Жена летчика

Катя, жена летчика.

  “Мама, мама, смотри - там папа?” - Ванечка машет самолету, пролетающему над нами. “Папа, папа…” рассеянно отвечаю, думая о том, что слава богу, это не он, Костя должен вернуться из рейса только завтра. А это значит, что у меня еще целый день и спокойная ночь. Зайдем с Ванечкой в маркет, купим бананов и яблок, слоек и шоколада, придем домой, завалимся на диван, будем смотреть мультики и ни о чем не думать. Хорошо бы, если бы приехал Максик, но ему не до меня, учеба сложная, занимает много времени. Отдалился от меня, даже звонит редко. Но это ничего, лишь бы учился, лишь бы Костя платил, а я потерплю, осталось три года. Тогда я смогу, наконец, уйти.

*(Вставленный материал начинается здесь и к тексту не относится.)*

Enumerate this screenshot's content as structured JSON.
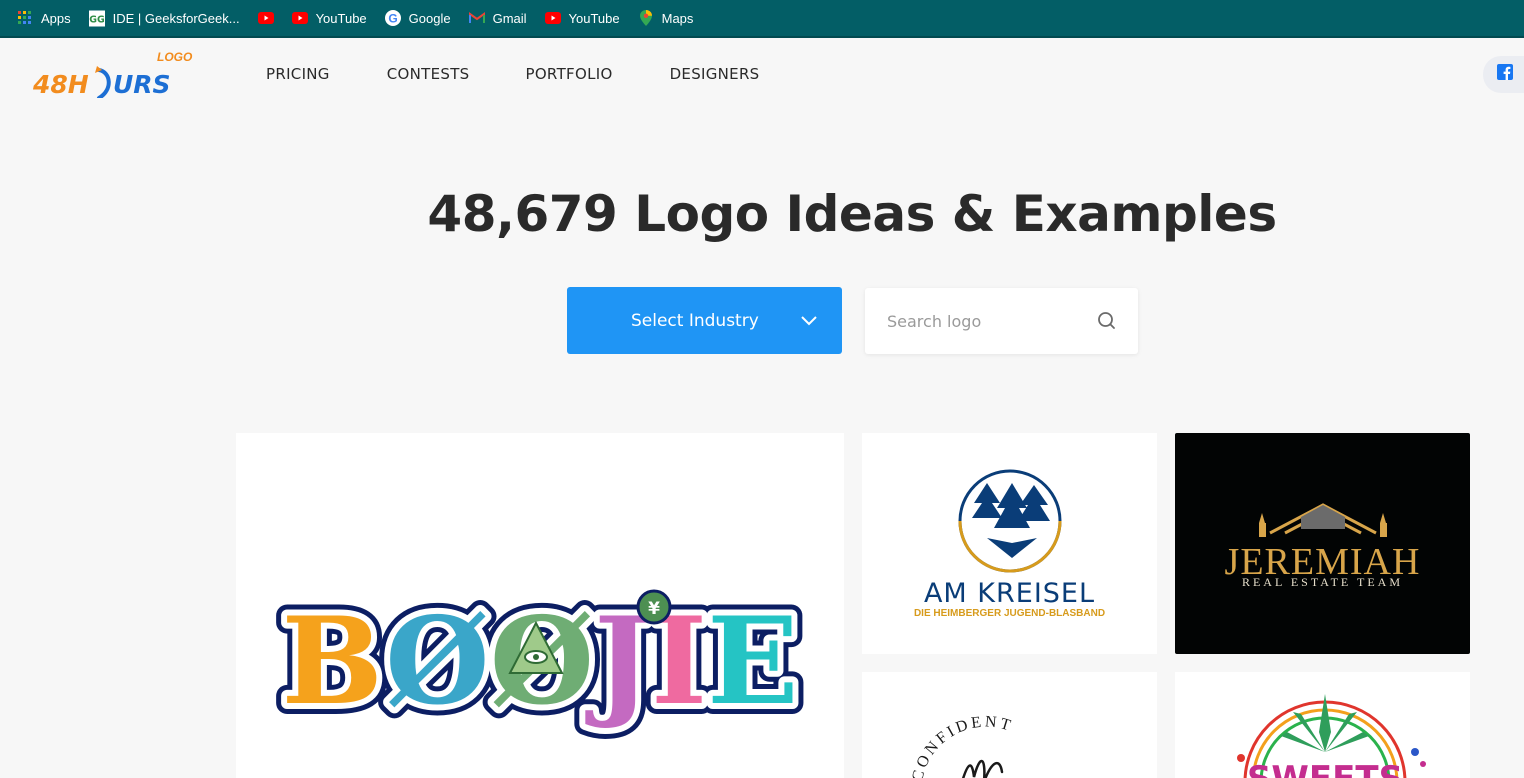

Какие же старые и  уродские кеды у меня, и на джинсах пятно. Костя купил недавно новые кроссовки мне, красивые, легкие, белые, славные. А потом пришел как-то не в настроении, не понравилось ему, как я на
него посмотрела, разорался, я хотела на улицу выйти, чтобы его не слышать, а он схватил кроссовки и ножом их изрезал, в лицо мне швырнул. Подошвы такие белые, чистые еще были, если ступить в лужу, а потом на сухой асфальт, оставались бы красивые следы - линии и звезды. Изрезал в лоскуты, ножи у нас острые, Костя любит, чтобы все ножи острые были. Костя любит, чтобы было чисто и убрано, свежий воздух и не пахло едой. А еда при этом должна быть вкусной, домашней и свежей. Вот, я как фокусник должна крутиться. Кручусь, а что делать? Максик с детства летчиком хотел стать, мечтал летать. Благодаря Косте теперь учится, уже недолго осталось, три года потерпеть. Максик ему не родной, но Костя зарабатывает хорошо, да и связи, помог поступить, я очень просила, очень старалась.
Жарко как, кофту бы снять, а нельзя, руки все в синяках, стыдно. Уже и не вспомню, что ему не понравилось, то ли еда остыла, то ли сказала что не так, схватил за волосы, я отбиваться начала, молча, чтоб Ванечку не напугать, он в детской был. Костя тогда мне руки скрутил за спину и на пол швырнул, и тарелку мне в голову кинул, вот и поужинали.
Когда я волосы, кстати, мыла в последний раз? Надо не забыть помыть перед его приездом, он не любит, когда я неопрятная. Начнет выговаривать, сначала спокойно, потом, как-будто сам себя раскачивает, будет кричать все громче и громче, схватит, затрясет, толкнет, ударит.
Раньше он не такой совсем был. Он познакомился со мной в аэропорту. А чуть раньше, в самолете, я познакомилась с его голосом. Мы летели тогда с Максиком с моря, рейс был ночью. Вокруг все спали, страдали в неудобных позах, рты полуоткрыты. Только в кино показывают спящего человека красивым, а в реальности все не так, из лица уходит жизнь, осмысленность, мышцы расслабляются, обвисают, нет никакого выражения, даже не маска, а так, нечто бесформенное.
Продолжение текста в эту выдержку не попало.